Lisa Mandel s’est rendue dans la “jungle” de Calais durant un an. Elle témoigne avec humour – et sans misérabilisme – du travail quotidien des associations pour soulager la détresse de ces milliers d’hommes, de femmes et d’enfants qui fuient la guerre. Les nouvelles de la jungle est une enquête de terrain pour découvrir l’accueil réservé aux réfugiés en France, pays des droits de l’Homme…

Eric Valmir : Lampedusa c’est la charnière entre l’Afrique et l’Europe vers laquelle dérivent ou échouent les migrants dans des barques de fortune. C’est l’île de l’espoir mais également des désillusions. Symbole de l’une des plus grandes hontes contemporaines, Lampedusa, ce sont également des paysages d’une beauté paradisiaque sous la sublime lumière du sud de l’Italie. Pêcheurs d’hommes d’Eric Valmir, reporter pour France Inter, est à la fois un portrait intime, éclatant de couleurs et de soleil, et une fresque qui interroge sur le monde.

• Débat – Migrants : de l’inégalité des vies – 2/2

Avec Baudoin, Humains : La Roya est un fleuve (L’Association), Abdulrahman Khallouf, Sous le Pont (Moires) et Omar Youssef Souleimane, Le petit terroriste (Flammarion)

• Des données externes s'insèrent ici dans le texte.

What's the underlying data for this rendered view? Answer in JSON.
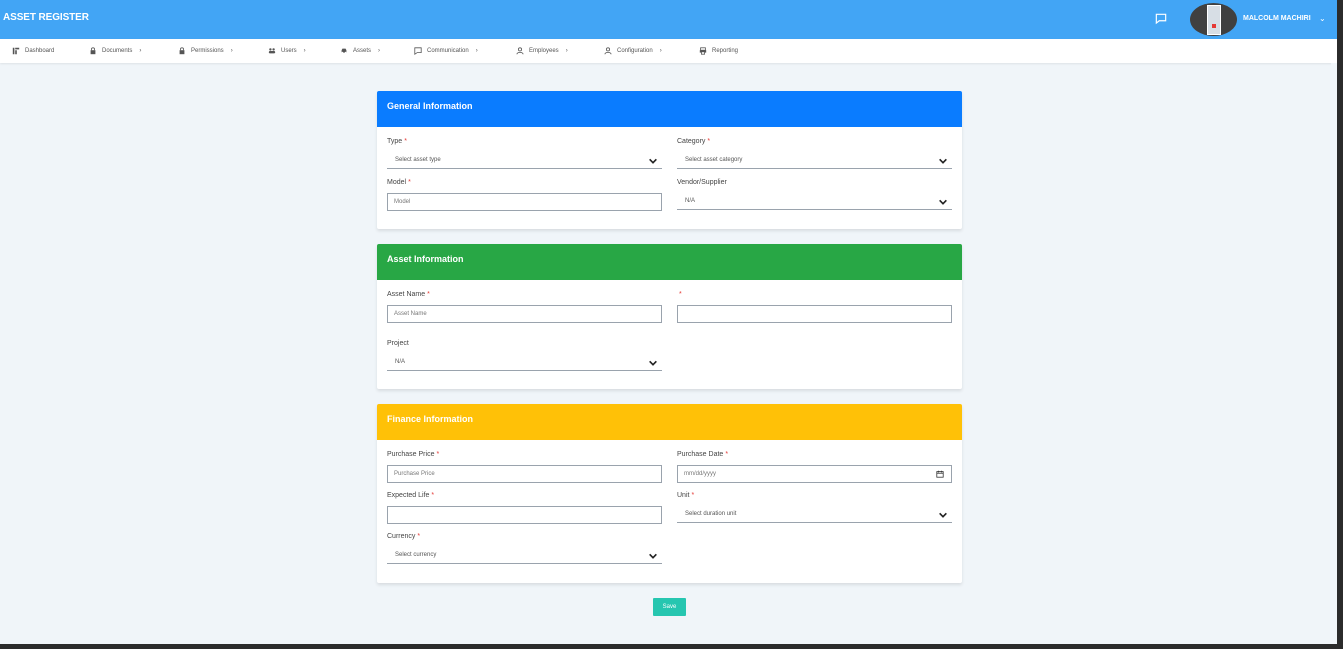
{
  "app": {
    "title": "ASSET REGISTER"
  },
  "topbar": {
    "chat_icon": "message-square-icon",
    "user_name": "MALCOLM MACHIRI",
    "user_caret": "⌄"
  },
  "nav": [
    {
      "label": "Dashboard",
      "icon": "dashboard-icon",
      "caret": ""
    },
    {
      "label": "Documents",
      "icon": "lock-icon",
      "caret": "›"
    },
    {
      "label": "Permissions",
      "icon": "lock-icon",
      "caret": "›"
    },
    {
      "label": "Users",
      "icon": "users-icon",
      "caret": "›"
    },
    {
      "label": "Assets",
      "icon": "car-icon",
      "caret": "›"
    },
    {
      "label": "Communication",
      "icon": "message-icon",
      "caret": "›"
    },
    {
      "label": "Employees",
      "icon": "user-icon",
      "caret": "›"
    },
    {
      "label": "Configuration",
      "icon": "user-icon",
      "caret": "›"
    },
    {
      "label": "Reporting",
      "icon": "printer-icon",
      "caret": ""
    }
  ],
  "required_marker": "*",
  "general": {
    "header": "General Information",
    "header_color": "#0a7cff",
    "type_label": "Type",
    "type_value": "Select asset type",
    "category_label": "Category",
    "category_value": "Select asset category",
    "model_label": "Model",
    "model_placeholder": "Model",
    "vendor_label": "Vendor/Supplier",
    "vendor_value": "N/A"
  },
  "asset": {
    "header": "Asset Information",
    "header_color": "#28a745",
    "name_label": "Asset Name",
    "name_placeholder": "Asset Name",
    "unnamed_label": "",
    "unnamed_value": "",
    "project_label": "Project",
    "project_value": "N/A"
  },
  "finance": {
    "header": "Finance Information",
    "header_color": "#ffc107",
    "price_label": "Purchase Price",
    "price_placeholder": "Purchase Price",
    "date_label": "Purchase Date",
    "date_placeholder": "mm/dd/yyyy",
    "life_label": "Expected Life",
    "life_value": "",
    "unit_label": "Unit",
    "unit_value": "Select duration unit",
    "currency_label": "Currency",
    "currency_value": "Select currency"
  },
  "actions": {
    "save_label": "Save",
    "save_color": "#26c6b0"
  }
}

Omar Youssef Souleimane, poète édité au Temps des Cerises, dit adieu à l’enfance, à celle d’un petit Syrien élevé dans une famille salafiste « normale », c’est-à-dire, comme la plupart des garçons autour de lui. Adieu à la langue arabe par la mise au monde d’une écriture littéraire française. Adieu à l’Orient pour devenir dissident, sur le long chemin des réfugiés vers la France. C’est le livre d’un voyage : entre deux pays, deux civilisations, deux langues. Le livre d’un Français.

Baudoin et Troubs ont parcouru la vallée de La Roya, à la rencontre des gens qui viennent en aide aux migrants qui tentent de passer la frontière. Ils ont rempli leurs carnets de portraits et interrogent avec bienveillance et simplicité, la violence du monde et l’humanité qui en jaillit. Confrontés au racisme et à la solidarité, et à cette question qui ne les quitte pas : « pourquoi pour moi c’est possible et pas pour un Afghan, un Soudanais, un Érythréen.?”

Abdulrahman Khallouf raconte, le temps d’une nuit, l’histoire de Jamal, jeune réfugié syrien vivant seul sous un pont. “…les Syriens continuent à quitter le pays en masse. Ils empruntent tous les chemins possibles pour sauver ce qu’il leur reste, les enfants et des corps malmenés, mutilés, mémoires explosives et restes d’identités en voie de disparition. Ils viennent en France. Ils présentent des demandes d’asile à l’Office français pour les réfugiés. Ce dernier leur réclame un récit expliquant leurs motivations pour demander l’asile. Un récit de trois pages…”

• Grand entretien avec Patrick Chamoiseau

En 1986 il publie son premier roman, Chronique des sept misères (Gallimard). Son troisième roman, Texaco (Gallimard) gagne le Prix Goncourt en 1992 et établit Patrick Chamoiseau comme la vedette du mouvement de la créolité. Ami d’Édouard Glissant, il cherche à développer avec celui-ci le concept de mondialité, en vue de traduire, sur le point de vue politique et poétique, une nouvelle conception du monde qui serait fondée sur l’ouverture des cultures, la protection des imaginaires des peuples, lesquels disparaissent lentement sous l’action uniformisatrice de la mondialisation. Son dernier livre, Frères migrants (Seuil), est un véritable manifeste poétique pour tous ceux qui sont refoulés aux frontières ou qui errent de centres de rétention en bidonvilles.

Entretien suivi d’une lecture d’extraits de Frères Migrants par la comédienne Isabelle Fruleux.